AI will not only improve efficiency but also create new opportunities for innovation and growth, Premji said. Demand for data and IT modernisation will prompt companies to move beyond pilots and embed AI in their processes, Premji said.
“This transformation journey will happen over time with new operating models and people and AI working together,” he said at Wipro’s 80th annual general meeting. “There will be new pools of growth. Organisations must reimagine processes and workflow, enterprise architecture, and data modernisation.”
Wipro used AI to reduce its monthly financial closing cycle to eight hours from 24.
Indian IT service providers will be challenged by AI-native firms over the next three years — a trend that could erode their revenue base unless they remain competitive and protect their recurring businesses, a report by S&P Global Ratings said earlier this week.
Premji said the IT industry was cautious last year and its clients continued to focus on cost optimisation deals even though they invested in AI capabilities to change platforms and talent pools.
Cost optimisation deals are large but take a considerable amount of time to materialise and ramp up after signing, he said. They put pressure on operating margins as traditional and new players compete for the same share of the pie. Smaller AI-native deals are quicker to fructify, provide a recurring rolling revenue and come with fatter margins.

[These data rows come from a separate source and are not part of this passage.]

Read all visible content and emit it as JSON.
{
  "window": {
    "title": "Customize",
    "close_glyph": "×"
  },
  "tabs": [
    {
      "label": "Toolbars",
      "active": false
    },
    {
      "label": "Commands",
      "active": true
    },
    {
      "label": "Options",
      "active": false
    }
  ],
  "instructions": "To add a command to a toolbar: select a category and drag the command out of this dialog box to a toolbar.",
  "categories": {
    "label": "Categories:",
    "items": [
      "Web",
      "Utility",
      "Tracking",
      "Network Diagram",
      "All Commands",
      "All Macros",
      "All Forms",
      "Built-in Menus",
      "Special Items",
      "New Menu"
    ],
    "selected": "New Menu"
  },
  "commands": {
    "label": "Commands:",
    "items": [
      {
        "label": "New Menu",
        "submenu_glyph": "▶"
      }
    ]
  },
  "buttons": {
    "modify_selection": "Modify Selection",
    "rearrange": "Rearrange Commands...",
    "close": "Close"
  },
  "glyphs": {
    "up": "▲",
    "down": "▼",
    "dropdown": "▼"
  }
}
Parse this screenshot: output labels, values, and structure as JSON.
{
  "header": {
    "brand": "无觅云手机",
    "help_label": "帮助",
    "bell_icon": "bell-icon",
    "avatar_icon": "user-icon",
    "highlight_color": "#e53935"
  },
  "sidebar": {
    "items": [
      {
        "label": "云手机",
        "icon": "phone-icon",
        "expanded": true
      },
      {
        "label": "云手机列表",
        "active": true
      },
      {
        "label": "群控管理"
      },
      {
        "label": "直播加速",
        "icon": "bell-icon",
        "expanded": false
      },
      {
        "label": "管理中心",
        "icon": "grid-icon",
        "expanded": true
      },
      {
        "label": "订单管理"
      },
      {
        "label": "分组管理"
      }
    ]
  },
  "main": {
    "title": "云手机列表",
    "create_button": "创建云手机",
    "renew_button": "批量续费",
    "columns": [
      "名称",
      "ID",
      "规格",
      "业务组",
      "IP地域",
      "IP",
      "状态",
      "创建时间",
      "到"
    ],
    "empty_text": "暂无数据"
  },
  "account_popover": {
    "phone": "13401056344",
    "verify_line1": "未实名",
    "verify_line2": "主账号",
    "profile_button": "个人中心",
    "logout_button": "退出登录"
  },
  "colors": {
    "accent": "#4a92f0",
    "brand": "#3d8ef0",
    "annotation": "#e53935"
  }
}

Srini Pallia, chief executive officer and managing director of Wipro, said enterprise AI is not just about large language models but understanding where constraints exist, how processes work, and integrating domain, data security and change management. AI is also driving a shift in commercial model: From effort-based pricing to consumption-, transaction-, and business-outcome-based models.
Wipro Ventures has committed $500 million to invest in startups across AI, data, and security while it continues to expand its AI ecosystem through partnerships, acquisitions and innovation initiatives.